Version: 0.0.1 (PoC pre-alpha) Implementation status: Porting to Julia

Description

NegI - (Negitiation Interface) or (Negated Identity) is not a language in the traditional sense; it is a semantic substrate. It is designed to solve the "Ship of Theseus" problem in software: allowing a system to replace its components, semantics, and even its underlying runtime without losing its identity.

Running/Building

The ophanim.lua (backend name) is a 1 file library for Lua 5.5. You can either load it via require or just copy/paste the code. It only depends on lua core libraries, and even those can be removed. Personally, I'm testing on lua 5.5 binary. You can get lua binaries here: https://luabinaries.sourceforge.net/download.html. To test the demo, you can launch the repl.lua.

lua55 repl.lua

0.1.0 roadmap (finished PoC version)

  1. Host representation. Lua have quite messy syntax and context, we need to nicely wrap this up inside some Manifest or Frame.
  2. Just finish manifests (Especially Error, to check if we getting stuck in halt)
  3. Tokens should keep track of current evaluated data by having access to the Host device (like Artifacts do)

Some additional info

This is a prototype, currently I'm rewriting it in Julia, because Lua have no multi-therading support and lacks proper file and hardware access (while I can add dependencies, people might find it difficult to install because of current lua ecosystem).

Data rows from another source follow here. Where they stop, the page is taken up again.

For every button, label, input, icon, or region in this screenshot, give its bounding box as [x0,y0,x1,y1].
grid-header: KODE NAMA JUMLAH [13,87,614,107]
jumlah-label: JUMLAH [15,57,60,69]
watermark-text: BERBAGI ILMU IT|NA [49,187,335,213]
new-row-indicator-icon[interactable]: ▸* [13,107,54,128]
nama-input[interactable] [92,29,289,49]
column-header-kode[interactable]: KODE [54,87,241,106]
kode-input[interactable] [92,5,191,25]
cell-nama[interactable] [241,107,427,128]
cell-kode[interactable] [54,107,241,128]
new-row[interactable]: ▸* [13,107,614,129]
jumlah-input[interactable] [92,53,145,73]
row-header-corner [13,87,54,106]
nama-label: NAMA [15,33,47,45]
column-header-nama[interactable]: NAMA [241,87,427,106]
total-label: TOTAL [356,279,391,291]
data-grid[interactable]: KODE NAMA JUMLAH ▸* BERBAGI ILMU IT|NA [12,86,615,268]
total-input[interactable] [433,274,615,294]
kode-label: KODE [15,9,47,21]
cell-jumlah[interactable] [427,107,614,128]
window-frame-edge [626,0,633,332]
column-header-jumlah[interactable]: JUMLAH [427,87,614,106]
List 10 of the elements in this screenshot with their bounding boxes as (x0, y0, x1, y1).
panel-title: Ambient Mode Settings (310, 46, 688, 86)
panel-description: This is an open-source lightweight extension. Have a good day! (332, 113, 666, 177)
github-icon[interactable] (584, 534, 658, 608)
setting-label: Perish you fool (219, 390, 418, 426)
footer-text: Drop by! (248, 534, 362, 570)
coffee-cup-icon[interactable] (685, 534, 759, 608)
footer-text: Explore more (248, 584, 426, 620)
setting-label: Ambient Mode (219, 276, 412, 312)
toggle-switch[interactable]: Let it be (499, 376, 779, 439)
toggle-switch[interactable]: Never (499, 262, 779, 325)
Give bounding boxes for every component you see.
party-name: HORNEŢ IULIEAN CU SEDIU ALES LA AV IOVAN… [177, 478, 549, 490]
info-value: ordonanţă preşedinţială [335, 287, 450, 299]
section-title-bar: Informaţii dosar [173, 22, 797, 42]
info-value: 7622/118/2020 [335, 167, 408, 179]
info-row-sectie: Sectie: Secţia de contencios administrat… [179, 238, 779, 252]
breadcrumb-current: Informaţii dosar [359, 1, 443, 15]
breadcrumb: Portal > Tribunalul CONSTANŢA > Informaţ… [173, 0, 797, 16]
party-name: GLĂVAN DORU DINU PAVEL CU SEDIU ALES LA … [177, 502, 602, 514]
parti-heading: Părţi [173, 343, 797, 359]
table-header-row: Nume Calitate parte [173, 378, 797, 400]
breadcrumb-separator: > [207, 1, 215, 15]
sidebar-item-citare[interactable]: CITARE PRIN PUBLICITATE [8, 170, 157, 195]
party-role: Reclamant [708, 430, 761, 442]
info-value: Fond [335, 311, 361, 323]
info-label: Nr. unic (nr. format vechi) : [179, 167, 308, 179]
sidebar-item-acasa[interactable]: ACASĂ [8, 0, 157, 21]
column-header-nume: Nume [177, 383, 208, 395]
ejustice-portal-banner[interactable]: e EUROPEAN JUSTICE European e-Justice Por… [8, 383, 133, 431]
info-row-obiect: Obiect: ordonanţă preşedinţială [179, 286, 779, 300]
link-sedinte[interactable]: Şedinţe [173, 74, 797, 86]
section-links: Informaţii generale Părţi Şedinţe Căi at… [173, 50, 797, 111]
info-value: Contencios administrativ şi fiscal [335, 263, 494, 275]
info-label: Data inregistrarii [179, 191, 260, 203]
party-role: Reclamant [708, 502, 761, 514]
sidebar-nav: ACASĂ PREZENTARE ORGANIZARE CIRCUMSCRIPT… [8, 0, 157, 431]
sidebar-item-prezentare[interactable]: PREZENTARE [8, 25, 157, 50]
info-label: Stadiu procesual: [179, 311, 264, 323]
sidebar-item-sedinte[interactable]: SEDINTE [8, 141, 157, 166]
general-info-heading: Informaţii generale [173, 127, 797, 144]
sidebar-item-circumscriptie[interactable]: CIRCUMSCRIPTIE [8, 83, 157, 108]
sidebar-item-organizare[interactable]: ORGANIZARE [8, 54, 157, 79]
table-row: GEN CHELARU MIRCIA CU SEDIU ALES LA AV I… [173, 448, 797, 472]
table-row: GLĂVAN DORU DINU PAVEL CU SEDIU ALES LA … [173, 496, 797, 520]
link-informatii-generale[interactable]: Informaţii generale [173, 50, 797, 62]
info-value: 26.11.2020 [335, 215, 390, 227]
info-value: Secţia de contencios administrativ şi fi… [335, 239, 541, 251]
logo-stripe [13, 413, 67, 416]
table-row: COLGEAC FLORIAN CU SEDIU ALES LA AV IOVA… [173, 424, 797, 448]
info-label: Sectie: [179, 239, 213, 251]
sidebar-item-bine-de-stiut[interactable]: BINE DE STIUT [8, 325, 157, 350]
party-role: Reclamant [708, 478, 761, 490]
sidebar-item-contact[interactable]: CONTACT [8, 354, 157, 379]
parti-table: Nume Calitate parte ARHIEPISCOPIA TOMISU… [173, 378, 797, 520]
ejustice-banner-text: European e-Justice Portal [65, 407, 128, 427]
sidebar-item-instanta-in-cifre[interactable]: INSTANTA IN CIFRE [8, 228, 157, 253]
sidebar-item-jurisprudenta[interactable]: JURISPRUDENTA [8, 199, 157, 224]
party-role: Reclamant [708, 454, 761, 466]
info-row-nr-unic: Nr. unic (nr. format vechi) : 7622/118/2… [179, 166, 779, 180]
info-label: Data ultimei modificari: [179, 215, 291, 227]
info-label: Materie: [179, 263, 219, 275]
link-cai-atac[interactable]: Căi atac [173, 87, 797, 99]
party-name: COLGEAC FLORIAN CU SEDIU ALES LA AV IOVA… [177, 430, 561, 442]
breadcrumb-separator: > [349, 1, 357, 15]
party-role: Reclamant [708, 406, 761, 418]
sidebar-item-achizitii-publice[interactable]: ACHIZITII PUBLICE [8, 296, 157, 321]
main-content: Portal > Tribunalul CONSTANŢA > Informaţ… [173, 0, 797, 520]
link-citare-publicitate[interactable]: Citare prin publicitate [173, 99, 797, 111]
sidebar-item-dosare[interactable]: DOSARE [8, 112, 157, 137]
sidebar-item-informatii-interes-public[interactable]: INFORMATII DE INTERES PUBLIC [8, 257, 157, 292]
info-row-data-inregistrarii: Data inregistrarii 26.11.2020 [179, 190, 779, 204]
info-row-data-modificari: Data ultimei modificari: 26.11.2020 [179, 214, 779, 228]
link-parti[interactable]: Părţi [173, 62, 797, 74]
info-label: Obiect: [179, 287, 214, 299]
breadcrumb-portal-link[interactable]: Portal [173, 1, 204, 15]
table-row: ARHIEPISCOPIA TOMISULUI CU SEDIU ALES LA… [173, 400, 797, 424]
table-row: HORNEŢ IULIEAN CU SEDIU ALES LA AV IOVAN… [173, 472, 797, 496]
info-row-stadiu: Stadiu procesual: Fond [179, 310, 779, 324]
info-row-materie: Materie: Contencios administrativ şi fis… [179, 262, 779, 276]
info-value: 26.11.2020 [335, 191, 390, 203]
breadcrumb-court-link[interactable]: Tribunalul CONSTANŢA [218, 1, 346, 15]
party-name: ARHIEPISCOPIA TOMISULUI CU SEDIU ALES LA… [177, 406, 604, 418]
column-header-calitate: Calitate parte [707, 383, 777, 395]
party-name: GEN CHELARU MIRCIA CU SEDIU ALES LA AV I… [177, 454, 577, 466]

  • Practical NegI examples I use for tests located at repl.lua line 8.
  • To see how manifest are working and structured see local manifest = {... and dispatch = function (
  • To see what things do you can refer to FLESH.NegI.Manifests in ophanim.lua, for example: NegI "context" inner will index NegI Frame with context literal and return an object with authority to show context (look into protocol to see what it can do).

You should read s&dr.md with a grain of salt, because I want to focus on implementation, rather than updating the docs (the code has most of the info inside comments, which I usually keep updated).

negi.lark is an old file from python implementation attempt, it shows how in lark NegI syntax is parsed.